La réponse, pense-t-il, se trouve dans la sous-catégorie sous-estimée de l'apprentissage en profondeur connue sous le nom d'apprentissage non supervisé. Alors que les algorithmes basés sur l'apprentissage supervisé et par renforcement sont enseignés pour atteindre un objectif grâce à une intervention humaine, ceux qui ne sont pas supervisés extraient des modèles de données entièrement par eux-mêmes. (LeCun préfère le terme apprentissage auto-supervisé car il utilise essentiellement une partie des données de formation pour prédire le reste des données de formation.)



Ces dernières années, ces algorithmes ont gagné en popularité dans le traitement du langage naturel en raison de leur capacité à trouver les relations entre des milliards de mots. Cela s'avère utile pour créer des systèmes de prédiction de texte comme la saisie semi-automatique ou pour générer un texte convaincant. Mais la grande majorité des recherches sur l'IA dans d'autres domaines se sont concentrées sur l'apprentissage supervisé ou par renforcement.

LeCun pense que l'accent devrait être inversé. Tout ce que nous apprenons en tant qu'êtres humains - presque tout - est appris grâce à un apprentissage auto-supervisé. Il y a une mince couche que nous apprenons grâce à l'apprentissage supervisé, et une infime quantité que nous apprenons grâce à l'apprentissage par renforcement, a-t-il déclaré. Si l'apprentissage automatique, ou IA, est un gâteau, la grande majorité du gâteau est un apprentissage auto-supervisé.

À quoi cela ressemble-t-il en pratique ? Les chercheurs devraient commencer par se concentrer sur la prédiction temporelle. En d'autres termes, entraînez de grands réseaux de neurones pour prédire la seconde moitié d'une vidéo lorsqu'on leur donne la première. Bien que tout ne puisse pas être prédit dans notre monde, c'est la compétence fondamentale derrière la capacité d'un bébé à réaliser qu'un camion jouet devrait tomber. C'est une sorte de simulation de ce qui se passe dans votre tête, si vous voulez, a déclaré LeCun.



Une fois que le domaine aura développé des techniques qui affinent ces capacités, elles auront également d'importantes utilisations pratiques.

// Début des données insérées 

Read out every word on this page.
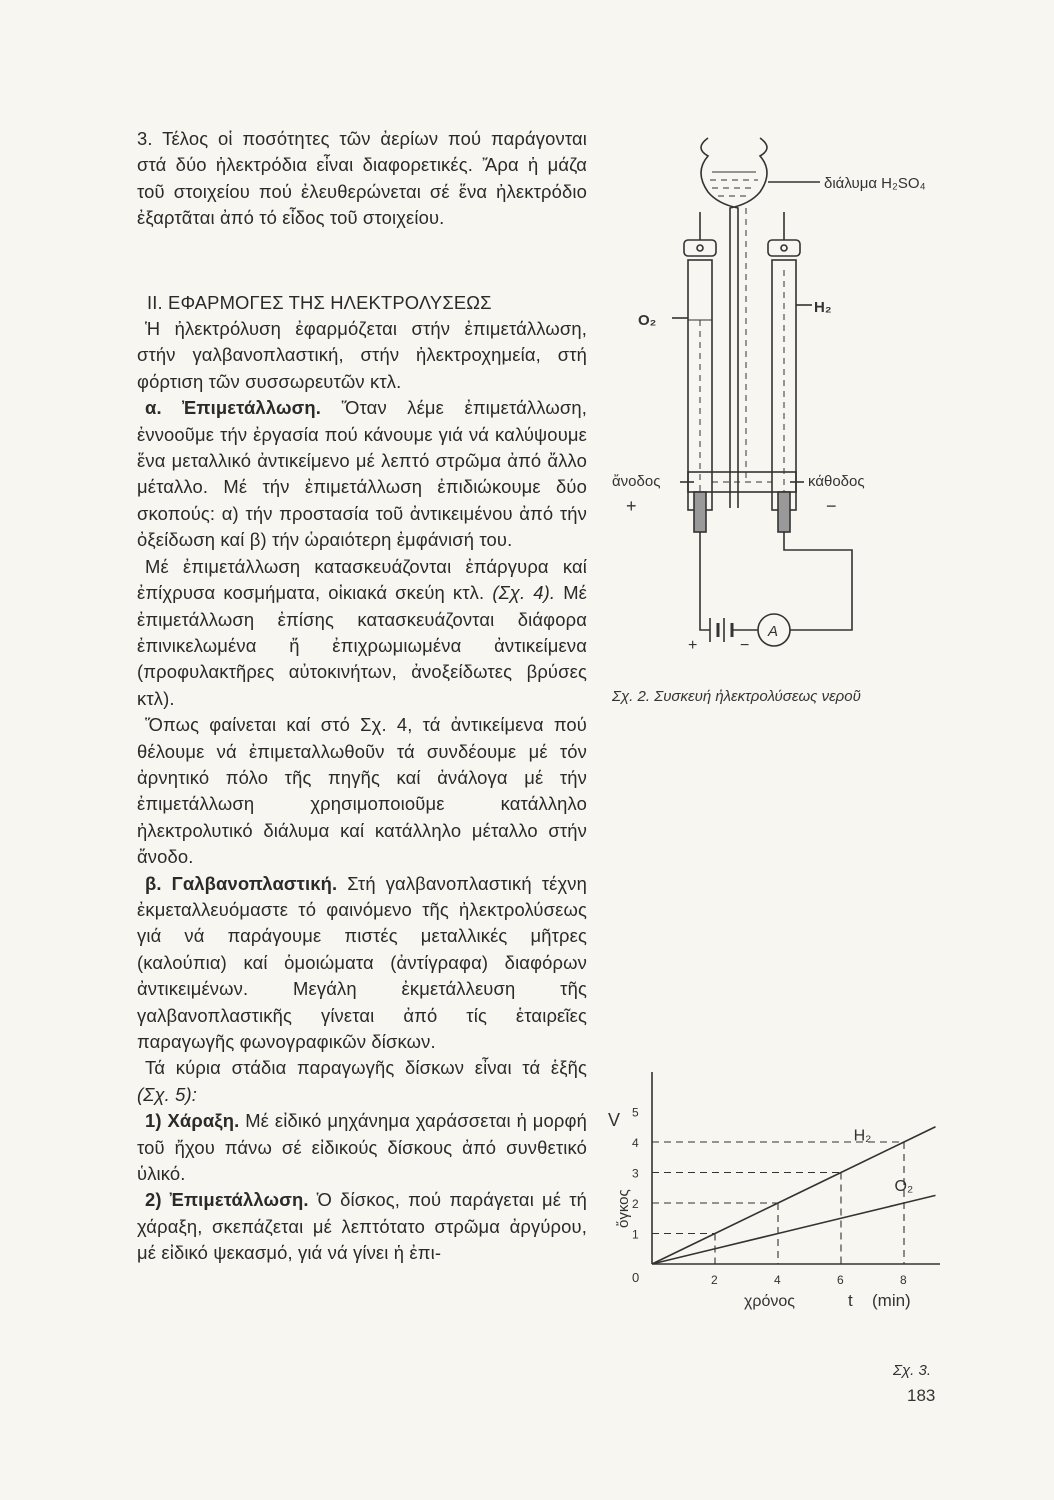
3. Τέλος οἱ ποσότητες τῶν ἀερίων πού παράγονται στά δύο ἠλεκτρόδια εἶναι διαφορετικές. Ἄρα ἡ μάζα τοῦ στοιχείου πού ἐλευθερώνεται σέ ἕνα ἠλεκτρόδιο ἐξαρτᾶται ἀπό τό εἶδος τοῦ στοιχείου.

II. ΕΦΑΡΜΟΓΕΣ ΤΗΣ ΗΛΕΚΤΡΟΛΥΣΕΩΣ

Ἡ ἠλεκτρόλυση ἐφαρμόζεται στήν ἐπιμετάλλωση, στήν γαλβανοπλαστική, στήν ἠλεκτροχημεία, στή φόρτιση τῶν συσσωρευτῶν κτλ.

α. Ἐπιμετάλλωση. Ὅταν λέμε ἐπιμετάλλωση, ἐννοοῦμε τήν ἐργασία πού κάνουμε γιά νά καλύψουμε ἕνα μεταλλικό ἀντικείμενο μέ λεπτό στρῶμα ἀπό ἄλλο μέταλλο. Μέ τήν ἐπιμετάλλωση ἐπιδιώκουμε δύο σκοπούς: α) τήν προστασία τοῦ ἀντικειμένου ἀπό τήν ὀξείδωση καί β) τήν ὡραιότερη ἐμφάνισή του.

Μέ ἐπιμετάλλωση κατασκευάζονται ἐπάργυρα καί ἐπίχρυσα κοσμήματα, οἰκιακά σκεύη κτλ. (Σχ. 4). Μέ ἐπιμετάλλωση ἐπίσης κατασκευάζονται διάφορα ἐπινικελωμένα ἤ ἐπιχρωμιωμένα ἀντικείμενα (προφυλακτῆρες αὐτοκινήτων, ἀνοξείδωτες βρύσες κτλ).

Ὅπως φαίνεται καί στό Σχ. 4, τά ἀντικείμενα πού θέλουμε νά ἐπιμεταλλωθοῦν τά συνδέουμε μέ τόν ἀρνητικό πόλο τῆς πηγῆς καί ἀνάλογα μέ τήν ἐπιμετάλλωση χρησιμοποιοῦμε κατάλληλο ἠλεκτρολυτικό διάλυμα καί κατάλληλο μέταλλο στήν ἄνοδο.

β. Γαλβανοπλαστική. Στή γαλβανοπλαστική τέχνη ἐκμεταλλευόμαστε τό φαινόμενο τῆς ἠλεκτρολύσεως γιά νά παράγουμε πιστές μεταλλικές μῆτρες (καλούπια) καί ὁμοιώματα (ἀντίγραφα) διαφόρων ἀντικειμένων. Μεγάλη ἐκμετάλλευση τῆς γαλβανοπλαστικῆς γίνεται ἀπό τίς ἑταιρεῖες παραγωγῆς φωνογραφικῶν δίσκων.

Τά κύρια στάδια παραγωγῆς δίσκων εἶναι τά ἑξῆς (Σχ. 5):

1) Χάραξη. Μέ εἰδικό μηχάνημα χαράσσεται ἡ μορφή τοῦ ἤχου πάνω σέ εἰδικούς δίσκους ἀπό συνθετικό ὑλικό.

2) Ἐπιμετάλλωση. Ὁ δίσκος, πού παράγεται μέ τή χάραξη, σκεπάζεται μέ λεπτότατο στρῶμα ἀργύρου, μέ εἰδικό ψεκασμό, γιά νά γίνει ἡ ἐπι-

διάλυμα H₂SO₄
O₂
H₂
ἄνοδος
+
κάθοδος
−
+	−
A
Σχ. 2. Συσκευή ἠλεκτρολύσεως νεροῦ
1
2
3
4
5
2	4	6	8
H₂
O₂
V
ὄγκος
0
χρόνος	t (min)
Σχ. 3.
183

C'est une bonne idée de faire de la prédiction vidéo dans le contexte des voitures autonomes, car vous voudrez peut-être savoir à l'avance ce que les autres voitures vont faire dans la rue, a-t-il déclaré.

En fin de compte, l'apprentissage non supervisé aidera les machines à développer un modèle du monde qui pourra ensuite prédire les états futurs du monde, a-t-il déclaré. C'est une noble ambition qui a échappé à la recherche sur l'IA, mais qui ouvrirait une toute nouvelle gamme de capacités. LeCun est confiant : La prochaine révolution de l'IA ne sera pas supervisée.